Jameson allegedly suggested that Pier 39 in San Francisco was a target location because it was a heavily crowded area, and allegedly said Christmas was the perfect day to commit the attack.
The agent allegedly asked Jameson if he wanted to write a statement about the attack, since Jameson expected to die in the assault, and Jameson told the agent later on Dec. 16 he had done so.
Two days later the investigation took a different turn when, according to the affidavit, an unidentified FBI employee accidentally called Jameson’s cell phone from a telephone number with a Washington, D.C., area code.
The employee hung up when Jameson answered in Arabic, but Jameson called back the number and heard a message that gave the staff member’s name but not the name of the agency.

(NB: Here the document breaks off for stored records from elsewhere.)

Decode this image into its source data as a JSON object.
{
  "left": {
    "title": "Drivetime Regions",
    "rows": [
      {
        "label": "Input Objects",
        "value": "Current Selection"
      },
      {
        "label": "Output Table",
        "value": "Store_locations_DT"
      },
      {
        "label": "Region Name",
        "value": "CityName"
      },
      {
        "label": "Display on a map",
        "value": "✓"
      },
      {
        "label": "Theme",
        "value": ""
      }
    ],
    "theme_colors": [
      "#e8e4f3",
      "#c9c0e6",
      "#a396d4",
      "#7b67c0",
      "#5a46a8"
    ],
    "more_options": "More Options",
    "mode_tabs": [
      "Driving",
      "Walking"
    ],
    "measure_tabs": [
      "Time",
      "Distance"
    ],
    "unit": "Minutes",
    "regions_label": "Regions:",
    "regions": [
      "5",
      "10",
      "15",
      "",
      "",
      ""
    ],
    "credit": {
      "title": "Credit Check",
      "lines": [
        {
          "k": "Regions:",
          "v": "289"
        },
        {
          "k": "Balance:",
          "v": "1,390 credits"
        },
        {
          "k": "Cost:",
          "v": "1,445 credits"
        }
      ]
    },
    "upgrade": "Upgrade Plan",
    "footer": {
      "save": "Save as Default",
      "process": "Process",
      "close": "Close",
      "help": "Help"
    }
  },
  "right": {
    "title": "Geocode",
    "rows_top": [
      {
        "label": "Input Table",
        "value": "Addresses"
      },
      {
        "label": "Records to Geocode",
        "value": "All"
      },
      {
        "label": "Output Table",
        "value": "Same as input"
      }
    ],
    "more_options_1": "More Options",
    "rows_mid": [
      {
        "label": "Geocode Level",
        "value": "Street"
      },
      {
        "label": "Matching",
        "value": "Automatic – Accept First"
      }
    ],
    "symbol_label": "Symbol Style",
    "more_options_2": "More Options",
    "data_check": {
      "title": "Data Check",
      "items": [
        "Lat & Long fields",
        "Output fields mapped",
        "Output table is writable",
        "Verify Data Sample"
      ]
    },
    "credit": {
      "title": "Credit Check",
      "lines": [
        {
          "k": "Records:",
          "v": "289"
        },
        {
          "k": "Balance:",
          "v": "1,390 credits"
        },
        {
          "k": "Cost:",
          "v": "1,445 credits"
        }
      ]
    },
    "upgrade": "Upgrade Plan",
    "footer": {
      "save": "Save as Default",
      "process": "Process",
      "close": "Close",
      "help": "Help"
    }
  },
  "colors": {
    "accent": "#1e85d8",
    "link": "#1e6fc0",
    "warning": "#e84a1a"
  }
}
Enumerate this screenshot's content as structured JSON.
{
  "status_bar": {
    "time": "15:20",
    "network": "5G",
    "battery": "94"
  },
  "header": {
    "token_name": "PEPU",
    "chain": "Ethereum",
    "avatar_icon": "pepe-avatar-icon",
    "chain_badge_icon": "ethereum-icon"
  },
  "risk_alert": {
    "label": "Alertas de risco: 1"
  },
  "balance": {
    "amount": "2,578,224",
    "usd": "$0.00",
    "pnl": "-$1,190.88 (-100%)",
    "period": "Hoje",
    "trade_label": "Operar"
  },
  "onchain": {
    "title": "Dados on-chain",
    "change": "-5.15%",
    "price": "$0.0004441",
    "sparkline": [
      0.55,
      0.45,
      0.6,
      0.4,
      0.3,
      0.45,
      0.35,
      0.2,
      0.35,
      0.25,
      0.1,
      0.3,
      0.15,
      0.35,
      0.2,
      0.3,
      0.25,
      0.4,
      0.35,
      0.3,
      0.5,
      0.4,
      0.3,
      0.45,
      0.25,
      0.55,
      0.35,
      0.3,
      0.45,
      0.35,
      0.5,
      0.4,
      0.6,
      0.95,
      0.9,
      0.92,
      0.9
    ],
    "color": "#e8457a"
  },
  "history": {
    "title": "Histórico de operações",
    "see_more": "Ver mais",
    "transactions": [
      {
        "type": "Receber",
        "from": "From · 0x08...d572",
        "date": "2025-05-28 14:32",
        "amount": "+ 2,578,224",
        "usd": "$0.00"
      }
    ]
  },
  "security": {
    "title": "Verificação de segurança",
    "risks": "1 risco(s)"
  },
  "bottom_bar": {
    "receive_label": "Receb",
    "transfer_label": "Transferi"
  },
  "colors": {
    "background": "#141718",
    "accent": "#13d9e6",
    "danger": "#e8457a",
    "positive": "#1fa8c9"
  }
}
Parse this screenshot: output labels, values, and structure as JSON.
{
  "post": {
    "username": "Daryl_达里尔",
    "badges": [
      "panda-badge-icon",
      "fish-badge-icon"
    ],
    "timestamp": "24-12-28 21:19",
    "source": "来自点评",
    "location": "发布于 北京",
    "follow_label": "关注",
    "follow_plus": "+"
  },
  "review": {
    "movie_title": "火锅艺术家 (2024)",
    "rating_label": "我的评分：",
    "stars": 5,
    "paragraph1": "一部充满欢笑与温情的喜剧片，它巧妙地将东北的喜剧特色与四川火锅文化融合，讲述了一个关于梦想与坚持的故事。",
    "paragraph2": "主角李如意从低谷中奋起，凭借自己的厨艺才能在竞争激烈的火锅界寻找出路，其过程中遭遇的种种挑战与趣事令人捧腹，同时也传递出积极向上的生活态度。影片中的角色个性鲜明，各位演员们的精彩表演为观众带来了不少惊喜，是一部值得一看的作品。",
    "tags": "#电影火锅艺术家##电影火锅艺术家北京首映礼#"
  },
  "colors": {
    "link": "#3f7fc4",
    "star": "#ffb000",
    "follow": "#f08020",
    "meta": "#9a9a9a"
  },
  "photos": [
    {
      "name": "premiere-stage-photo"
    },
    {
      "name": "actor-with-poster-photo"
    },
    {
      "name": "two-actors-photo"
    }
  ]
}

Later that evening, Jameson told the undercover agent by phone, “I also don’t think I can do this after all. I’ve reconsidered,” according to the affidavit.
The FBI searched Jameson’s Modesto home on Dec. 20 and found his Dec. 16 handwritten statement taking responsibility for “these acts,” a last will and testament dated Dec. 16, two rifles, a handgun and ammunition. In an interview with FBI agents during the search, Jameson stated his support of ISIS and terrorism, according to the affidavit.
Jameson earned a sharpshooter qualification during U.S. Marine Corps recruit training in 2009, but was discharged from the service because he failed to disclose a history of asthma, the affidavit said.
Grosjean said in the detention order that the evidence that caused her to conclude that Jameson was a danger to the community included the factors that the alleged offense is a serious crime; that the weight of the evidence against him is high; that he “appears to have a mental condition” that may affect whether he will appear at court hearings; that he has a history relating to drug abuse; and that he has no known substantial financial resources.